While Microsoft has certainly recognized it should keep pace with Google and Yahoo -- hence the launch and continued development of its Windows Live Web-based services strategy -- it will turn to a tried-and-true business, developer tools, to differentiate itself from Web 2.0 rivals, he said.
"If you look at Microsoft's two biggest businesses, Windows and Office, they don't have an obvious Web 2.0 play," Helm said. "But the server and tools business at Microsoft has a vested interested in making Web 2.0 work, and they have a strategy to do it."
Helm, who has been briefed under embargo about Microsoft's plans for MIX 06, said the company will show developers next week how to turn Web 2.0 from concept to reality by offering tools that make the development of rich Internet applications digestible for the masses. This strategy is similar to the way the company created easy-to-use development tools for the GUI (graphical user interface) in the past, he said.
"Microsoft's server and tools unit has proved they can take something like Web 2.0 and make it easier to program for," Helm said. "It has a very viable business model there."
Dana Gardner, principal analyst for Interarbor Solutions, said Microsoft is playing it safe in the way it is supporting Web 2.0 by embracing new Internet technologies while ensuring its traditional server-software business remains intact.
In this way, the company proves it can move with changes in technology and market demand, but also avoids alienating a core group of users that run their businesses using Microsoft's core infrastructure software, Gardner said.

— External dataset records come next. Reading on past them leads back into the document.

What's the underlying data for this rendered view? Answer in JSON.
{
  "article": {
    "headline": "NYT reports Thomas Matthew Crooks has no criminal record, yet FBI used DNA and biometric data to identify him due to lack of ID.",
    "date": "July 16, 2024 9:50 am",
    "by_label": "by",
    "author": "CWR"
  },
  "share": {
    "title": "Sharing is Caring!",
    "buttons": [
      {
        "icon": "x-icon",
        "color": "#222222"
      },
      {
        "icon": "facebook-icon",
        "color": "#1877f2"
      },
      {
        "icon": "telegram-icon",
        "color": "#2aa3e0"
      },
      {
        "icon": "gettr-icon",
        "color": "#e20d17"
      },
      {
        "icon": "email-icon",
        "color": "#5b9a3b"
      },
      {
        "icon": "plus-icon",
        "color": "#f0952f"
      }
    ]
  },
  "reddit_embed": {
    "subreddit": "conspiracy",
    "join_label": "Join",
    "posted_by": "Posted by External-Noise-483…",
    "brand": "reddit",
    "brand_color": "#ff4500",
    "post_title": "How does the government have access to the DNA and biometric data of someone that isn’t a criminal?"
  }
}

"Microsoft is supporting Web 2.0 as a hedge to make sure they have a comprehensive toolset [for the Internet as a platform], which by the way still has the Common Language Runtime and .Net that therefore deliver these applications for deployment on a Windows system," Gardner said.
He added that Microsoft also realizes the margins it makes on software licensing are far greater than it can hope to make from services, at least in the near term, and so has no intention of cannibalizing that business as it evolves to support new business models that Web 2.0 presents.
"The amount of revenue from licensing software far outstrips the addressable market for services," Gardner said. "Microsoft will hedge the future -- they'll go there -- but for the satisfaction of their investors, the older model around their licenses is where it's at."
Even with Web 2.0 developer tools as a major theme at MIX 06, Microsoft enthusiasts may have to wait a bit longer to get their hands on at least one of the next-generation Web design and development tools that Microsoft introduced at its Professional Developers Conference in Los Angeles in September. The release of a test version of Expression Web Designer -- one of the tools with which Microsoft plans to rival Adobe System's extensive Web development portfolio -- is rumored to be on hold, though many expected it would be released at MIX 06.
Microsoft so far remains mum on whether the tool itself will make an official appearance at MIX 06, though it will be featured at the show in a session called "Expression Web Designer Overview," according to the MIX 06 Web site.